Which prioritization method is right for me?

There are a number of approaches that you can use to estimate and prioritize work, and you can find loads of articles on the internet explaining what each is and how to use them. From WSJF to RICE, t-shirt sizing or using Planning Poker with a Fibonacci sequence, you don’t lack for options.

But how do you determine which is right for you? There are two simple steps.

The first is to try one and see if you’re successful. In this case, “success” is defined as, you’re able to come up with estimates, prioritize based on those, and then validate the accuracy of estimates and the validity of your prioritization. You need to give this some time (if you’re doing 2-week sprints, for instance, I suggest sticking with a method for around 5 sprints), but if you are finding that your relative sizing is holding true (that is, when you think something is bigger or more complex, it does indeed take more time than a smaller-point story), and if you and your stakeholders perceive that you’re shipping the right value in the right sequence, then you’re good.

The second is to stick with it, because internal consistency is key.

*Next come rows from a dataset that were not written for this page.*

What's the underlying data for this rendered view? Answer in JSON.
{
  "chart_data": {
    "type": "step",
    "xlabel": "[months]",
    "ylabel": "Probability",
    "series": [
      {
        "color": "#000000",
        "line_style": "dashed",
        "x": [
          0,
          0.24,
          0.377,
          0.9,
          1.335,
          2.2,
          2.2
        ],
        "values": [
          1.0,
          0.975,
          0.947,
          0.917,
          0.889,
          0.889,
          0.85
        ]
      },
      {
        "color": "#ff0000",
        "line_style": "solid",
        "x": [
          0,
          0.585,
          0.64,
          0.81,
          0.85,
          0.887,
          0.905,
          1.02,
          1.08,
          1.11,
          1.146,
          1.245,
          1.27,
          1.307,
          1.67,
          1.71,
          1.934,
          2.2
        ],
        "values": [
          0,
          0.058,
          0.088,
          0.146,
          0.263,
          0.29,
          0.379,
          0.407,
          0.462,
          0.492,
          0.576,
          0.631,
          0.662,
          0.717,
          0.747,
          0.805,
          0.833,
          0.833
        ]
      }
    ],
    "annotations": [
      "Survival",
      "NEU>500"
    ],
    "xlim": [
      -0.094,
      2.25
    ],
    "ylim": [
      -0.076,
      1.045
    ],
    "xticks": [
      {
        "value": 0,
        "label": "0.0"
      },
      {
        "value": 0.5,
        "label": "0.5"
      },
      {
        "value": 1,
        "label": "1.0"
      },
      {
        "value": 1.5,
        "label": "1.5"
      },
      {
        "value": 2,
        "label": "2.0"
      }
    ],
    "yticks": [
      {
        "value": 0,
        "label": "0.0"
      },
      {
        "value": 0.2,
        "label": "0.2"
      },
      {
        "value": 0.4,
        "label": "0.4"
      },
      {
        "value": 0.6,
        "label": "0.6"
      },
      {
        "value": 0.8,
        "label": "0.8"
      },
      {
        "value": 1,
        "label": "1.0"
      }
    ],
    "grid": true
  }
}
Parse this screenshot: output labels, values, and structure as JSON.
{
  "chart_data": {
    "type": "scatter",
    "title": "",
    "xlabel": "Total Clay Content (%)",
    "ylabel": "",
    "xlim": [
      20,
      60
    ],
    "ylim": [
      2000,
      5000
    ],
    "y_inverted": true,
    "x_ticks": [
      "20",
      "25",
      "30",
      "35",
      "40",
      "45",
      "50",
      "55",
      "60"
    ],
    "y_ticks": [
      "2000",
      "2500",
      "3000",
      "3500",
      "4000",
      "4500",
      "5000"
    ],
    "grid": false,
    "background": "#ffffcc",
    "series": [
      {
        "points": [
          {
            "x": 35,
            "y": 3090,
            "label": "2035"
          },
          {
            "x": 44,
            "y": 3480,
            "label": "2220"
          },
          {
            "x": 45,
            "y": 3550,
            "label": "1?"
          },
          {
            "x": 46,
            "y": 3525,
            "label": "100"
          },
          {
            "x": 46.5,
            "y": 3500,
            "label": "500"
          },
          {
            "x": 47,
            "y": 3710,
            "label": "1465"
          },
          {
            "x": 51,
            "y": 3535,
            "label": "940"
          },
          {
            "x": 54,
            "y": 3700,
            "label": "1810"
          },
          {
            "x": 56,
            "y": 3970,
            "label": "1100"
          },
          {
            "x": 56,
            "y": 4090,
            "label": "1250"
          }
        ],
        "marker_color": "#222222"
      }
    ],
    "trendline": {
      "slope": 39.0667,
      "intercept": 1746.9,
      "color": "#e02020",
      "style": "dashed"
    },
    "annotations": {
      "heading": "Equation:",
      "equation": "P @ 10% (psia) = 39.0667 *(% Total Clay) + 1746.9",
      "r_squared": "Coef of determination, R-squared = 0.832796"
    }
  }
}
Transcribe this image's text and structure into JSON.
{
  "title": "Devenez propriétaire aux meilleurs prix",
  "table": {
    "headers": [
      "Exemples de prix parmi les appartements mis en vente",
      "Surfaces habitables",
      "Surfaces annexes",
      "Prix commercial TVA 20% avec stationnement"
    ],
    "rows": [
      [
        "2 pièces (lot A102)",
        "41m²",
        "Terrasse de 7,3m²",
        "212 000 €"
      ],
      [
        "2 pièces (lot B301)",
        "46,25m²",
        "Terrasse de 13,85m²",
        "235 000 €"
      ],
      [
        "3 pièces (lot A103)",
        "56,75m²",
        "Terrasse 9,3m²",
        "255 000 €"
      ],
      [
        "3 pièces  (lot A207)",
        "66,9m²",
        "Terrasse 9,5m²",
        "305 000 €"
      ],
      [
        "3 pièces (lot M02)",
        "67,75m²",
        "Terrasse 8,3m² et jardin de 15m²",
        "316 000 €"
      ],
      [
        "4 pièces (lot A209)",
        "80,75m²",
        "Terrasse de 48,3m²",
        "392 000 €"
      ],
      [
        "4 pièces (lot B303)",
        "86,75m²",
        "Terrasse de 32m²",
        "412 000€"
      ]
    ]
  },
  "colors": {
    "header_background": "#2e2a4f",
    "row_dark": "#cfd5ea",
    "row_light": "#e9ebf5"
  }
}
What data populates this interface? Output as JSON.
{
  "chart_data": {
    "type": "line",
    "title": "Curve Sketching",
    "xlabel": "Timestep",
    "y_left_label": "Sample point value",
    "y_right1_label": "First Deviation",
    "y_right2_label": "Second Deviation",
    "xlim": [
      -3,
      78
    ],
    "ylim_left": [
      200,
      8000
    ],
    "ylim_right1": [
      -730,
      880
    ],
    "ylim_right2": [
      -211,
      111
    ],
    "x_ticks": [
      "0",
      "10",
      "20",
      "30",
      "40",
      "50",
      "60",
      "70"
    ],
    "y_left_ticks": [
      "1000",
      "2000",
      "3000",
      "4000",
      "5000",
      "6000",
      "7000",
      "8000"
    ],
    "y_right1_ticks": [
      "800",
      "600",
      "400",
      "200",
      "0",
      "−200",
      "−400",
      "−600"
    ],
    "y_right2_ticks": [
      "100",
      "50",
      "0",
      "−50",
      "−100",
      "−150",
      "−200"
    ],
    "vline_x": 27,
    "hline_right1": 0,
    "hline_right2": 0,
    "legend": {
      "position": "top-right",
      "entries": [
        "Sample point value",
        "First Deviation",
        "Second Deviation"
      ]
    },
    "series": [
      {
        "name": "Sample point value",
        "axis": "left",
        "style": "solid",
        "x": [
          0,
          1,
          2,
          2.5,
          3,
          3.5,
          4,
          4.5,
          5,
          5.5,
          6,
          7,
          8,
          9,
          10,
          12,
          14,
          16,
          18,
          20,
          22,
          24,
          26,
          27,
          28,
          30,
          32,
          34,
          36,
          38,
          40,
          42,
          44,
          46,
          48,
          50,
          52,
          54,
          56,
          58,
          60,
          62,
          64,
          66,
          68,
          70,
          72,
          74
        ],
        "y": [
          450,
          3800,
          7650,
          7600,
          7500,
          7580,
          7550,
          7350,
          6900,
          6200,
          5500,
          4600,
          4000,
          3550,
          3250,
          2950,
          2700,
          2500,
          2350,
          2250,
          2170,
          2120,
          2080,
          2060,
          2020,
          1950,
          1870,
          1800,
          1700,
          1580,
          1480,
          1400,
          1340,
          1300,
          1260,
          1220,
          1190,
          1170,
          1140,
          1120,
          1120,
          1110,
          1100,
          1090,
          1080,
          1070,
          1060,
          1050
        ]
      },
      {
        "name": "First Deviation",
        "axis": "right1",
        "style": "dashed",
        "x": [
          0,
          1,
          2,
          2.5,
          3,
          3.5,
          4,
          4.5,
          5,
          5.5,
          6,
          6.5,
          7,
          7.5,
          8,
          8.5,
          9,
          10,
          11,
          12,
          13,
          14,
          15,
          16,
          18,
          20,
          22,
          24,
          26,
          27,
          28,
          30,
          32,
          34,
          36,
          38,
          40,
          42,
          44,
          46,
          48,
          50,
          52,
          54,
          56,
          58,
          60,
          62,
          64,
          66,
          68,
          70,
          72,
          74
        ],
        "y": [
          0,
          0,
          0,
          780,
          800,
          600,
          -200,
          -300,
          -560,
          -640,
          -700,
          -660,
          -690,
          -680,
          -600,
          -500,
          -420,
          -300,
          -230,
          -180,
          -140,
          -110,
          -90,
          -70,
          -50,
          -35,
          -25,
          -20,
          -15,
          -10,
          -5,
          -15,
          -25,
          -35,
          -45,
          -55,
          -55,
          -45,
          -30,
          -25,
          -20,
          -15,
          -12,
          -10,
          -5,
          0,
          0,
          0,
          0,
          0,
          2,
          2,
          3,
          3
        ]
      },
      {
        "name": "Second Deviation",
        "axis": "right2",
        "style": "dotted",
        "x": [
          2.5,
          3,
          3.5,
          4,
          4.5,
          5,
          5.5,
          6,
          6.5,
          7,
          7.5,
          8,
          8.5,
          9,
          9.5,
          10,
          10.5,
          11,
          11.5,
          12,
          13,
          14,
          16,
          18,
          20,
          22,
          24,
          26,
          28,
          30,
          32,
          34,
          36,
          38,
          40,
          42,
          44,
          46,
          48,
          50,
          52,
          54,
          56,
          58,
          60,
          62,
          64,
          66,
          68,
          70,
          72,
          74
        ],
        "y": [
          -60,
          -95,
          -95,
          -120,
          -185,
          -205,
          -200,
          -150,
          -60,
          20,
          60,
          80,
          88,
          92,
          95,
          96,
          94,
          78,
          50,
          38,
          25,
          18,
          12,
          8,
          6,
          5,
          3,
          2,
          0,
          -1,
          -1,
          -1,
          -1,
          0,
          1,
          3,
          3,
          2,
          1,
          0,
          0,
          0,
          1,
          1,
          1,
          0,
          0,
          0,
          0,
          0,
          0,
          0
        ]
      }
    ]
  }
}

If you find something that generally works, then don’t switch things up too quickly or without good reason. When you’re first getting started, you might have to switch methods a few times–no worries there. But if you’ve been using WSJF for 3 months, don’t switch to RICE because you just heard about it and it sounds snazzy. Don’t let people push on you to simplify things and go to a single story point estimate provided by one person on the team. Simplicity is great, but it’s not the goal here: the goal is valid estimates that help us ship the right thing next.